Right now, there are multiple theories floating around --- and it may
be that more than one of them are true (i.e., there may be multiple
bugs here).  Some of the possibilities, which again, may not be
mutually exclusive:

1) Some kind of eMMC driver bug, which is possibly causing the CACHE
FLUSH command not to be sent.

2) Some kind of hardware problem involving flash translation layers
not having durable transactions of their flash metadata across power
failures.

3) Some kind of ext4/jbd2 bug, recently introduced, where we are
modifying some ext4 metadata (either the block allocation bitmap or
block group summary statistics) outside of a valid transaction handle.

4) Some other kind of hard-to-reproduce race or wild pointer which is
sometimes corrupting fs data structures.


If someone has a easy to reproduce failure case, the first step is to
do a very rough bisection test.  Does the easy-to-reproduce failure go
away if you use 3.14?  3.12?  Also, if you can describe in great
detail your hardware and software configuration, and under what
circumstances the problem reproduces, and when it doesn't, that would
also be critical.  Whether you are just doing reset or a power cycle
if an unclean shutdown is involved, might also be important.

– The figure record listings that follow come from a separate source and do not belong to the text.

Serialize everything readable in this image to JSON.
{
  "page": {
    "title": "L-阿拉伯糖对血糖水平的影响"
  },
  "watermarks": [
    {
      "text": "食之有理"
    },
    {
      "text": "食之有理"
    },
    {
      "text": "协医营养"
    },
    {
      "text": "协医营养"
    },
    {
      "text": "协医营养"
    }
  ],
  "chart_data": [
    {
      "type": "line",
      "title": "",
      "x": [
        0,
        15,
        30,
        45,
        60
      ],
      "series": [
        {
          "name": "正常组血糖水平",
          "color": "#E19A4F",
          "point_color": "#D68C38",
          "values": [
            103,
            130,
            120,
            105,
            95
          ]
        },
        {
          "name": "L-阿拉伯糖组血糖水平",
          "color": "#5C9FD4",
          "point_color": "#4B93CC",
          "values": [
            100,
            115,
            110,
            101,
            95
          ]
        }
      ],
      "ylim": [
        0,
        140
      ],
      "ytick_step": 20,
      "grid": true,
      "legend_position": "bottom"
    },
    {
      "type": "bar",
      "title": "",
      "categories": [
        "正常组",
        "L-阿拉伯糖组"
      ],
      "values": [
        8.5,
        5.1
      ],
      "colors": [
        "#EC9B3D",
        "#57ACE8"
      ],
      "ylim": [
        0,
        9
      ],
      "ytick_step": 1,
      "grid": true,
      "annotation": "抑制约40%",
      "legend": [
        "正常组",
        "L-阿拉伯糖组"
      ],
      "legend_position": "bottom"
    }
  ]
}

And at this point, because I'm getting very suspicious that there may
be more than one root cause, we should try to keep the debugging of
one person's reproduction, such as David's, separate from another's,
such as Matteo's.  It may be that there ultimately have the same root
cause, and so if one person is able to get an interesting reproduction
result, it would be great for the other person to try running the same
experiment on their hardware/software configuration.  But what we must
not do is assume that one person's experiment is automatically
applicable to other circumstances.

Cheers,

						- Ted